Je déclenche le chrono, je suis sous le pont Verrazano et cours
le marathon de New York. Je n’arrive pas à y croire, tellement incroyable.
J’essaye de me caler tout de suite à l’allure cible de 4’33 mais je me rends
compte que ma montre n’arrive pas à déterminer la vitesse à laquelle je cours.
Je ne peux pas me fier à mon cardio car nous sommes en montée. Je décide de
continuer à la sensation, on verra bien.
La traversée du pont se termine et je suis bien en jambes,
je me rends compte que les personnes passées au-dessus du pont ne prennent pas
le même chemin que nous, atypique comme départ. Je sais que j’ai déjà passé une
des deux grosses difficultés (les fameux ponts) de la journée.

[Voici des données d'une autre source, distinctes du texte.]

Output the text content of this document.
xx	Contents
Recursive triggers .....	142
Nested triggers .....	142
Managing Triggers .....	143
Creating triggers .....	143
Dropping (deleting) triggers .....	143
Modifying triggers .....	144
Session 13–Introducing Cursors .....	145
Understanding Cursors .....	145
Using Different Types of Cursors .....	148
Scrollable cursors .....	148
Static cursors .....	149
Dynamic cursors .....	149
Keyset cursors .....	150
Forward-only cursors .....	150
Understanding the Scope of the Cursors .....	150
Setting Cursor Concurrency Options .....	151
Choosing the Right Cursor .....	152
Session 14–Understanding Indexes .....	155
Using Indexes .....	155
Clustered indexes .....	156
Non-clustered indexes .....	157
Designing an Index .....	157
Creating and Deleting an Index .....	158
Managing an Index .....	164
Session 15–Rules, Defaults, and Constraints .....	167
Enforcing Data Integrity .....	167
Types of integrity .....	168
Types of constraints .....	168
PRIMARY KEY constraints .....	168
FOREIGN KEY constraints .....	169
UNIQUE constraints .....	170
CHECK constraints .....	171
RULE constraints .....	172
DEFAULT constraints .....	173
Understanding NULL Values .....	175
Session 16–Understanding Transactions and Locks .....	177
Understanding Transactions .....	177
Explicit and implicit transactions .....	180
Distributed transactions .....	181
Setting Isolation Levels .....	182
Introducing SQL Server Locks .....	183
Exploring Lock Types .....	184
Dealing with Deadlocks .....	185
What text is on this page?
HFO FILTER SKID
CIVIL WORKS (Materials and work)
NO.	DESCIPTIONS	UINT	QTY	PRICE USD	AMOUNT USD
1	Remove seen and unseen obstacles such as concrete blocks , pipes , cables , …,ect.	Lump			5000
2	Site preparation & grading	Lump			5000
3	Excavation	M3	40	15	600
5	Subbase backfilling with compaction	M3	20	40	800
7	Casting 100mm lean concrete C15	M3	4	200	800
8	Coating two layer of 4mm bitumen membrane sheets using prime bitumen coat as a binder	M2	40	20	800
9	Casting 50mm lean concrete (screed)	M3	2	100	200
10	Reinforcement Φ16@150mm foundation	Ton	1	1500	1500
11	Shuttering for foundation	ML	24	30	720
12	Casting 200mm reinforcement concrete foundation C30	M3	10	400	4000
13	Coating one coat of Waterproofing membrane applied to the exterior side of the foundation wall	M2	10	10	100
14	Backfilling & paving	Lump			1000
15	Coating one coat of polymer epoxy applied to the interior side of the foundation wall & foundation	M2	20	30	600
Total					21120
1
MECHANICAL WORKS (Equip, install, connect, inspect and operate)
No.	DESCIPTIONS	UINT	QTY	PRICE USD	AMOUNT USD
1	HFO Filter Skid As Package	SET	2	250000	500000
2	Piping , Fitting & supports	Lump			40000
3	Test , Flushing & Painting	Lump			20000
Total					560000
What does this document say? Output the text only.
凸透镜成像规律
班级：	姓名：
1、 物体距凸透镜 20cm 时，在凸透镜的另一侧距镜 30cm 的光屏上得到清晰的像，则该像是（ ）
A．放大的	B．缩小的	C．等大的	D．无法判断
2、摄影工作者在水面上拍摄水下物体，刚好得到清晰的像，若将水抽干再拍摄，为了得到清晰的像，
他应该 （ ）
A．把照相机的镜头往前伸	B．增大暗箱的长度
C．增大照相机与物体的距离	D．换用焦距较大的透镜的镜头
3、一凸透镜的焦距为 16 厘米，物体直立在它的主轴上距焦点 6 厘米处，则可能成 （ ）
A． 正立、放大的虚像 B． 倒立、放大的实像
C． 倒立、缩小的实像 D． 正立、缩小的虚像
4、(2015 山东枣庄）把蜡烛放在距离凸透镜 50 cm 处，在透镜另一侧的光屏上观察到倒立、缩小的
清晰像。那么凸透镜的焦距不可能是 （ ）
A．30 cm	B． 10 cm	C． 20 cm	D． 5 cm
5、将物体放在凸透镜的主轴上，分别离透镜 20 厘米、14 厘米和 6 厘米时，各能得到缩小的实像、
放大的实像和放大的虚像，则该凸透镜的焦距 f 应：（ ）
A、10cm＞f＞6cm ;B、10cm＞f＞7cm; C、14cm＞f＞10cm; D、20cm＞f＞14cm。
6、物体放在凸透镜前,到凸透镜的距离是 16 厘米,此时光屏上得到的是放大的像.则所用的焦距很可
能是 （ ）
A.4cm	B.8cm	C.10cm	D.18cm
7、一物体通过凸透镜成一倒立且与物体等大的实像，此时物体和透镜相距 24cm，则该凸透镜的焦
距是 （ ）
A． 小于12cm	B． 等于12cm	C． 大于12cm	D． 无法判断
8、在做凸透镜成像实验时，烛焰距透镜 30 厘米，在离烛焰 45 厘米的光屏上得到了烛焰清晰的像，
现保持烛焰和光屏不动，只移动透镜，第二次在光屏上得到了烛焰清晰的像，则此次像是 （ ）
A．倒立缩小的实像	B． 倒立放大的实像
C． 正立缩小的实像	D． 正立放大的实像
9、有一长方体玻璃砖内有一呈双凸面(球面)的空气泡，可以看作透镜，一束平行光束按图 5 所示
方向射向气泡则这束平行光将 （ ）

Nous sommes sur une rocade pendant quelques centaines de
mètres, ce n’est toujours plat mais j’ai hâte de découvrir l’ambiance de feu
qui nous ait promise (entre un et deux millions
de personnes sont attendues). Je pense avoir un peu de retard sur mon timing.
Nous rentrons maintenant dans Brooklyn avec ces premiers encouragements. On en
prend tout de suite plein les oreilles, je tente de ne pas trop m’emballer et
de rentrer dans ma course.
Du 5 au 10ème
: ralentir et s’imprégner de l’ambiance
Passage au 5ème en 21’46 : une minute d’avance,
beaucoup trop vite. Je m’en veux car j’ai toujours respecté les allures lors
des séances longues et un défaut de GPS me fait partir trop vite. Je sais à
quel point je peux payer cette minute vers la fin du marathon. Je ralentis le
rythme de suite, nous entrons dans Bay Ridge Avenue en plein Brooklyn.
Les New-Yorkais sont partout sur le bord de la route.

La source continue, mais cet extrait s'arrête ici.